GGG stands for Good, Giving, and Game. More specifically: good in bed, giving equal time and equal pleasure, and game for anything—within reason. The term was coined by Dan Savage, gay author and sex advice columnist for the Stranger. I saw this “GGG” term in the dating profiles a couple of times, so I have googled it before, but today I took a bit of a deep-dive. I was not aware of this column until it was mentioned to me the other day…it is quite good and covers so many situations and the advice dished out seems pretty sound from what I’ve read so far. He also has a podcast, so prepare for my mind to be on sex for a while I sort through his work – LOL.
When I first saw the term GGG and I looked it up, I thought well…of course…isn’t everyone those things? Or at least strive to be? Upon closer retrospect of past sexual interactions…I have decided most definitely not.
I have always wanted to be “good” in bed. I research, I learn, I ask questions, I take direction…I am always striving to be better. Whether I have actually accomplished being “good” in bed, I don’t know. Maybe. If enthusiasm and desire to be “good” count, then maybe yes.
Giving, yes. I’m wired that way. The same with “Game” …I’m wired that way. The key to being “game” though I think is really good communication with a little time for research and thought if needed. I really have endeavored to be open-minded and experimental…which is why I have been open to being involved in the kink community.

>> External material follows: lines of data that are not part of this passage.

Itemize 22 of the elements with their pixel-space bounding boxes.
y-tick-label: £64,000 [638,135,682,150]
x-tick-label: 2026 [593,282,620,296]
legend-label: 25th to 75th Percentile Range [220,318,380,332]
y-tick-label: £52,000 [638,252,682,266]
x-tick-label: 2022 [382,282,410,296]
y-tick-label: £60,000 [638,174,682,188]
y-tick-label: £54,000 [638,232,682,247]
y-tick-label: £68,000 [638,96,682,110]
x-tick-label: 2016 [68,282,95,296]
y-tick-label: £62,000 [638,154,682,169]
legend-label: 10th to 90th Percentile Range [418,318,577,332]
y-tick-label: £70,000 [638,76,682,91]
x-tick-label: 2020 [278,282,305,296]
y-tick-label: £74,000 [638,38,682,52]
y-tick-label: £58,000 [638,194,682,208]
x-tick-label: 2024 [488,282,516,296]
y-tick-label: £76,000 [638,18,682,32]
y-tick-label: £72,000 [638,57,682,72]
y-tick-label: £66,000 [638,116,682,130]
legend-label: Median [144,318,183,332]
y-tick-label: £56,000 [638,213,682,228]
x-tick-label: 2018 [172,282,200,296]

I can’t begin to tell you how many people are not “good” at sex. Mostly due to ignorance and lack of desire to know more or be better. Or the misguided perception they know everything there is to know and have missed the idea there are nuances to everything. So many are not “giving” either…mostly human nature of selfishness? Or oblivious to their own lack of real concern about pleasing their partner as much as they get pleased. I’m just fucking wired that way…it gives me pleasure to pleasure other people. May be part of my “sub-ness”? And then there is “game” …pitiful actually how many people are not game for new things. Sometimes you don’t know you like something until you try it. My nature is to be curious. I like to try new things. I suspect people that aren’t up for trying new things aren’t comfortable with their own sexual nature or have some hang-ups maybe they need to work through. Hang-ups and attitudes from connections formed illogically as children by well meaning but misinformed parents that become our “reality”? Yeah…it seems the work never ends when it comes to self-improvement.
Upon thinking about it, I am actually kind of surprised when I think about how many people don’t ask the person they are having sex with what they like…what turns them on…what they want or need to feel good. One guy I was seeing for a minute couldn’t really verbalize what he wanted or needed…but if we were going to have a good time I needed to know. I finally came up with the idea of asking him to tell me what it was like when he masturbated…what did he do…what was he thinking about. Since I am not using his name, I guess I can go ahead and share – because it gave me some great insight into where he was and why we were not connecting and would not be connecting in a meaningful way – so I knew I would be saying goodbye. For starters he had multiple vibrating toys he used multiple places (no biggie…I like those too) – not to be too graphic, but a couple of hanging dangly ones then a Rabbit (another vibrator) on each side of his penis. Due to using them though, seemed to require more all the time…(as a woman, I’ve been there too…I know how to correct that situation should one want to). But here is the kicker, he would look at himself in his phone camera with a filter to make himself appear feminine and was basically imagining fucking his alter ego. I can’t be that. Nor did I desire to. That’s where he is stuck until he figures himself out more. And that’s okay. It just doesn’t work for me. I couldn’t fulfill that for him even if I wanted to.
I’m open-minded. I also think there is a chance our “stuff” evolves and changes over time. What turns us on at one point in life may be completely different at another time in life and maybe even sometimes we have a period of time in between when we are figuring out new things that create excitement and desire. I have no interest in interactions that aren’t fully “GGG” as well as filled with open and authentic honesty anymore (Further making the shallow puddle of possible options even smaller…oh well).
If you aren’t in a “relationship” (I have no idea why I feel the need to put that in quotes – but it’s how I feel – LOL), then you need to have honest introspection…I think being physical beings we have a responsibility to keep our sexual side alive and healthy. If you are in one (you know…the “R” word…) then it’s important to have ongoing, open, honest, non-judgmental, loving, supportive conversation about it to maintain a healthy sexual relationship…because sex is important and a part of the “R” word.
Holy cow…what is my issue with the word “relationship” today?? Maybe I will investigate that tomorrow. Or maybe not. I have a lot of sex related podcasts to catch up on – LOL.